For all that, air power is an intriguing beast. It’s interesting in part because — with apologies to Giulio Douhet and Billy Mitchell — there’s no master theorist of aerial endeavors. Clausewitz and Sun Tzu are men for all seasons, supplying insights that span all domains — earth, sea, sky — where warriors vie for supremacy. Sea power has Corbett and Mahan. While there’s no shortage of treatises about aircraft, no thinker of that stature explains how air forces ought to prosecute operations and strategy. Tactics and gadgetry rule.
Absent a theorist of their own, airmen commonly look to sea-power theory for guidance. And for good reason. The two domains share certain traits. Away from land, oceans are a featureless plain where vector mechanics — course, speed — rather than topographic features govern movement. Aviators use similar methods to navigate from point A to point B, except that they add a z-axis. Altitude constitutes that third dimension. Nor must they obey terrain so long as they stay high enough not to clip a mountain. Mahan’s depiction of the sea as a “wide common” traversed by ships in all directions thus maps to the wild blue yonder.
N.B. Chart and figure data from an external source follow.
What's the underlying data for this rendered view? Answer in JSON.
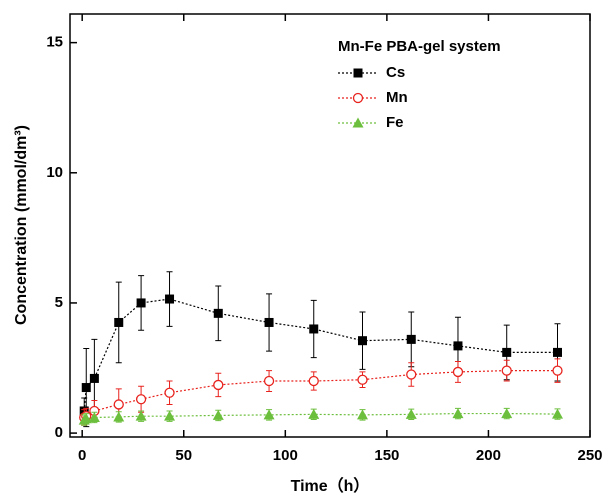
{
  "chart_data": {
    "type": "line",
    "legend_title": "Mn-Fe PBA-gel system",
    "x_label": "Time（h）",
    "y_label": "Concentration (mmol/dm³)",
    "xlim": [
      -6,
      250
    ],
    "xticks": [
      0,
      50,
      100,
      150,
      200,
      250
    ],
    "ylim": [
      -0.15,
      16.1
    ],
    "yticks": [
      0,
      5,
      10,
      15
    ],
    "legend": "upper right",
    "series": [
      {
        "name": "Cs",
        "color": "#000000",
        "marker": "square",
        "x": [
          1,
          2,
          6,
          18,
          29,
          43,
          67,
          92,
          114,
          138,
          162,
          185,
          209,
          234
        ],
        "values": [
          0.85,
          1.75,
          2.1,
          4.25,
          5.0,
          5.15,
          4.6,
          4.25,
          4.0,
          3.55,
          3.6,
          3.35,
          3.1,
          3.1
        ],
        "errors": [
          0.5,
          1.5,
          1.5,
          1.55,
          1.05,
          1.05,
          1.05,
          1.1,
          1.1,
          1.1,
          1.05,
          1.1,
          1.05,
          1.1
        ]
      },
      {
        "name": "Mn",
        "color": "#e8231e",
        "marker": "open-circle",
        "x": [
          1,
          2,
          6,
          18,
          29,
          43,
          67,
          92,
          114,
          138,
          162,
          185,
          209,
          234
        ],
        "values": [
          0.6,
          0.65,
          0.85,
          1.1,
          1.3,
          1.55,
          1.85,
          2.0,
          2.0,
          2.05,
          2.25,
          2.35,
          2.4,
          2.4
        ],
        "errors": [
          0.3,
          0.3,
          0.4,
          0.6,
          0.5,
          0.45,
          0.45,
          0.4,
          0.35,
          0.3,
          0.45,
          0.4,
          0.4,
          0.45
        ]
      },
      {
        "name": "Fe",
        "color": "#6cbf3c",
        "marker": "triangle",
        "x": [
          1,
          2,
          6,
          18,
          29,
          43,
          67,
          92,
          114,
          138,
          162,
          185,
          209,
          234
        ],
        "values": [
          0.5,
          0.55,
          0.6,
          0.62,
          0.65,
          0.65,
          0.68,
          0.7,
          0.72,
          0.7,
          0.72,
          0.75,
          0.75,
          0.73
        ],
        "errors": [
          0.2,
          0.2,
          0.2,
          0.2,
          0.2,
          0.2,
          0.2,
          0.2,
          0.2,
          0.2,
          0.2,
          0.2,
          0.2,
          0.2
        ]
      }
    ]
  }
}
So do his six determinants of sea power — to a point. A society and its government clearly must be predisposed to take to the skies, and amass the skills to do so. Industry must be capable of manufacturing aircraft or, at a minimum, keeping up those purchased abroad. But the relationship starts to fray even on this basic level. For instance, air-power proponents like to contend that air power renders geography moot. No geographic barriers block air forces the way shorelines block fleets. And yet discounting geography would be alien to Mahan, one of history’s foremost geopolitical thinkers. This is something for writers to sort out.
The likeness between air and sea power is even more inexact when you descend to the operational level. For example, Mahan believed concentrated fleets of capital ships were the arbiters of maritime command. Smaller craft were there to act as eyes of the fleet and perform miscellaneous support functions. But the line-of-battle ship was where the fleet’s combat punch, and thus its destiny, resided. What’s the capital ship of the skies? The bomber? Hardly. Can you imagine bombers fighting other bombers? Rather, the smaller craft — the fighters — strive for air superiority and supremacy. Once they’ve scoured important airspace of enemy fighters, then bombers can go in under relatively permissive conditions to project power.
Read it all here. Holmes ends his post with the suggestion that it high time for an aviator or scholar to set down the principles of air combat at the theoretical level.
As an answer in part to Holmes, I would suggest that the real challenge has been that the rapid technological progress in aviation has required a similarly rapid change in how air power is viewed and thought about. I would argue that even a great work of air power written in 1945 would have only limited application today because of such advances as precision munitions, stealth, and the capabilities provided by space.